For the third straight year, the Nursing Department at ASCC conducted a medicine distribution drive to fight the debilitating disease filariasis. College faculty, staff and students, and members of the public received free medicine to prevent the disease on Wednesday and Thursday, September 13 th and 14 th, at several sites on the ASCC campus. |
With the advent of preventative medicine, recent years have seen a sharp decline in filariasis (mumu) in American Samoa. However, the disease, spread by mosquitoes, can still easily infect those who have not taken their pills to prevent it. With their medicine distribution drive, the ASCC Nursing faculty and students joined a coordinated effort by the World Health Organization and the Center for Disease Control to eliminate filariasis worldwide. Over the course of the two-day drive, the Nursing Department distributed filariasis medicine to 1,518 people on the ASCC campus. The week before, they also spent a day distributing the medicine at the Laufou shopping center, where another 966 people took advantage of this free service, bringing the grand total of individuals who received their filariasis pills from the Nursing Department this year to 2,484.

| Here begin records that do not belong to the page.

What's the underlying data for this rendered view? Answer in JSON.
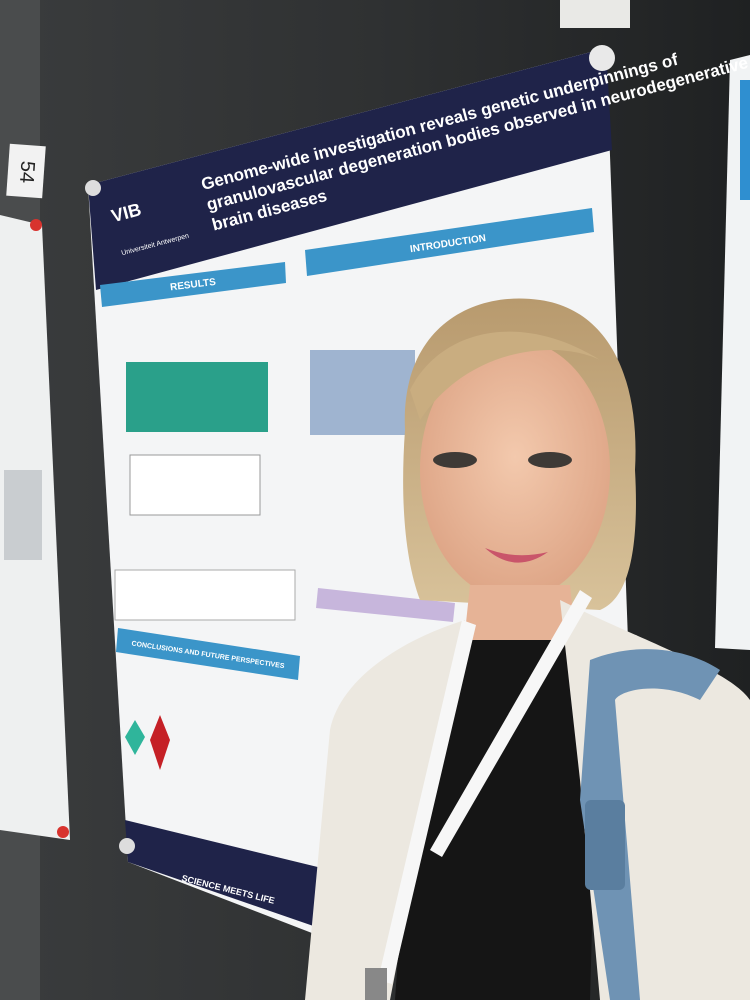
{
  "board_number": "54",
  "poster": {
    "title_lines": [
      "Genome-wide investigation reveals genetic underpinnings of",
      "granulovascular degeneration bodies observed in neurodegenerative",
      "brain diseases"
    ],
    "logo": "VIB",
    "university": "Universiteit Antwerpen",
    "sections": [
      "INTRODUCTION",
      "RESULTS",
      "CONCLUSIONS AND FUTURE PERSPECTIVES"
    ],
    "footer": "SCIENCE MEETS LIFE"
  }
}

“We see this community project as a way of reinforcing the Samoan cultural value of tautua,” said Nursing instructor Patricia Brooks. “Our Nursing students get to be a part of an important international effort to eliminate a disease that has caused many medical problems for their culture.” Brooks also wishes to remind the public that anyone with an affliction from filariasis can come to the Nursing Department to be shown exercises and daily foot care, provided they call and make an appointment in advance.